Academic Elitism Hinders Our Diplomatic Efforts in Russia

Oxbridge elitism has hindered generations of working-class British students, but it also hinders our diplomatic efforts. By dismissing the stories of young, urban working class Russians in academia, we fail to recognise that it is Putin and his supporters we have to engage with, rather than Pushkin.

Songs about hardship are timeless phenomena. Whether it be unrequited love or a personal struggle, songs about the trials we face between the crib and grave are popular around the globe. A good example is Psalm: 137, as although less than 2% of the UK population now attends church on a weekly basis, a surprising number of people will be familiar with the song that begins, "By the rivers of Babylon...".

Despite often incorporating themes of struggle and survival, rap music can be a little more contentious than the spiritual Psalm. From ostentatious displays of wealth to misogyny and recreational drug use, rap has its die-hard followers as well as its staunch critics.

It was one of the latter that I found teaching a Russian language course at the University of Cambridge.

"He's not really Russian", she said, in reference to the Russian rap artist I'd mentioned.

"No decent pop music has been produced in the past 10 years in Russia".

One could say that the issue is merely generational, that it's no surprise ageing academics don't connect with an incredibly modern cultural phenomenon. But the repercussions of that attitude are much more persistent.

The world of academia is small and parochial, where the professors of today are responsible for anointing their successors. Creating an environment that shuns a certain genre will often give rise to another generation who follow in the same blinkered footsteps.

Like a scene from Orwell's 1984 (or a certain Apple commercial in 1984), PhD students were nodding in agreement. "It's just disguised American culture" one chimed.

Despite its gaudy façade, post-Soviet rap, and popular music as a whole, can provide a profound insight into the region.

Just like their American and European counterparts, disillusioned young men immortalise their everyday urban struggles through music.

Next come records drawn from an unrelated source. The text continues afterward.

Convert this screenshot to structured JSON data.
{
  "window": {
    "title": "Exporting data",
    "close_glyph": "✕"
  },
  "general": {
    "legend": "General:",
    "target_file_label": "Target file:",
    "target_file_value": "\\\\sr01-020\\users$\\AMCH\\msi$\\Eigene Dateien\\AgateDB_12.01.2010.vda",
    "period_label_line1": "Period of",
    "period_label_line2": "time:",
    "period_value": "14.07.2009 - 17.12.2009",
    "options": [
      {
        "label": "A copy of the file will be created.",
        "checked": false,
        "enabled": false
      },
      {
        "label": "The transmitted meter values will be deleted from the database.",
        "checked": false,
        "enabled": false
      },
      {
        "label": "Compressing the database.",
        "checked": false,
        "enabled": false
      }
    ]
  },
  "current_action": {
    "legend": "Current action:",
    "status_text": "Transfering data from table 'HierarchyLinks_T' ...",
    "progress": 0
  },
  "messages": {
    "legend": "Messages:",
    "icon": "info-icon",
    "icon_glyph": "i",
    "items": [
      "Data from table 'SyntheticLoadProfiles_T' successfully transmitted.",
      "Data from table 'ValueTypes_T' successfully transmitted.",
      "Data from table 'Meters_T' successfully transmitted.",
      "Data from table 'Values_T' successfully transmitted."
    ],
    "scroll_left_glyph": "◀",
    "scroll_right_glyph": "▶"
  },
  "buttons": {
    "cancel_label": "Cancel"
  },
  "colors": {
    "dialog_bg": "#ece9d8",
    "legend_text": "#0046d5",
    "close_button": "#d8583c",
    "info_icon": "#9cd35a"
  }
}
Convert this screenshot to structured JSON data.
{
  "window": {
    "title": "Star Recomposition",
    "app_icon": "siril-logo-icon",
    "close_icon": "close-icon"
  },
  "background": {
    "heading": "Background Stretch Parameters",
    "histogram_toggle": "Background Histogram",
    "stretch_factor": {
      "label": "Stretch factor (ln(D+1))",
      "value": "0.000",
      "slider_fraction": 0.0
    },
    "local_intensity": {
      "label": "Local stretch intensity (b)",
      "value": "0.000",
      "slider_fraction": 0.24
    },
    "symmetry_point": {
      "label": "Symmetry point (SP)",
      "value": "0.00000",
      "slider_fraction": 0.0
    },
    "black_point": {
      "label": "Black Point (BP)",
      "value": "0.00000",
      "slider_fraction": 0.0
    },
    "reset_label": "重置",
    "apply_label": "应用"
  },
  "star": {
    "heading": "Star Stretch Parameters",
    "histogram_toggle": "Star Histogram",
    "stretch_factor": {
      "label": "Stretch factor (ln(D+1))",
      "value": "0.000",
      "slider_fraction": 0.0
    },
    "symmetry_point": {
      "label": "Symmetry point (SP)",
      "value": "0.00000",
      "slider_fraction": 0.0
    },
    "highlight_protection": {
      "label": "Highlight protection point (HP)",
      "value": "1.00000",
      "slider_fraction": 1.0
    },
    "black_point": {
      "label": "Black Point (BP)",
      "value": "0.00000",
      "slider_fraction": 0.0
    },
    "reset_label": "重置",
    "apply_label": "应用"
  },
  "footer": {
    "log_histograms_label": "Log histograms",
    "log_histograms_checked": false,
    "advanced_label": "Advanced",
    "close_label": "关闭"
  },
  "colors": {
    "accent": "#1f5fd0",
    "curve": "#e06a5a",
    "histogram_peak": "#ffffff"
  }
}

Neither oligarchs nor the literary intelligentsia, their interests, hopes and dreams are expressed through an accessible medium such as rap or hip-hop.

This disillusion is often political, like that found in the songs of protest on both sides of the simmering Ukrainian conflict. Surrounded by arms-laden militiamen, a pro-Russian rapper-turned-militant 'Rapper Donskoy' sings about the struggle to 'liberate' Donbass. Meanwhile for those leading the pro-European revolution, the Belarusian rock song "Warriors of Light" became the anthem of the Maidan movement. Shortly after the revolution that song would silence nightclubs in Kiev and elicit a single unified chorus.

Popular music also provides an insight into how post-Soviet societies see themselves. Central Asian nationalism has spawned a collection of "Straight Outta Kazakhstan"-style Russian-language patriotic would-be P-Diddies. Even President Putin's sky-high ratings have generated mainstream rap songs of praise, with grassroots parodies springing up overnight to mock them.

From a spornosexual obsession for bodybuilding to combatting corruption, across the Soviet Union a generation of young men (and increasingly women) are expressing their dreams and realities through rap.

Oxbridge elitism has hindered generations of working-class British students, but it also hinders our diplomatic efforts. By dismissing the stories of young, urban working class Russians in academia, we fail to recognise that it is Putin and his supporters we have to engage with, rather than Pushkin.

The fact that they're shunned in the hallowed halls of Cambridge is no surprise; if they weren't they may not rap.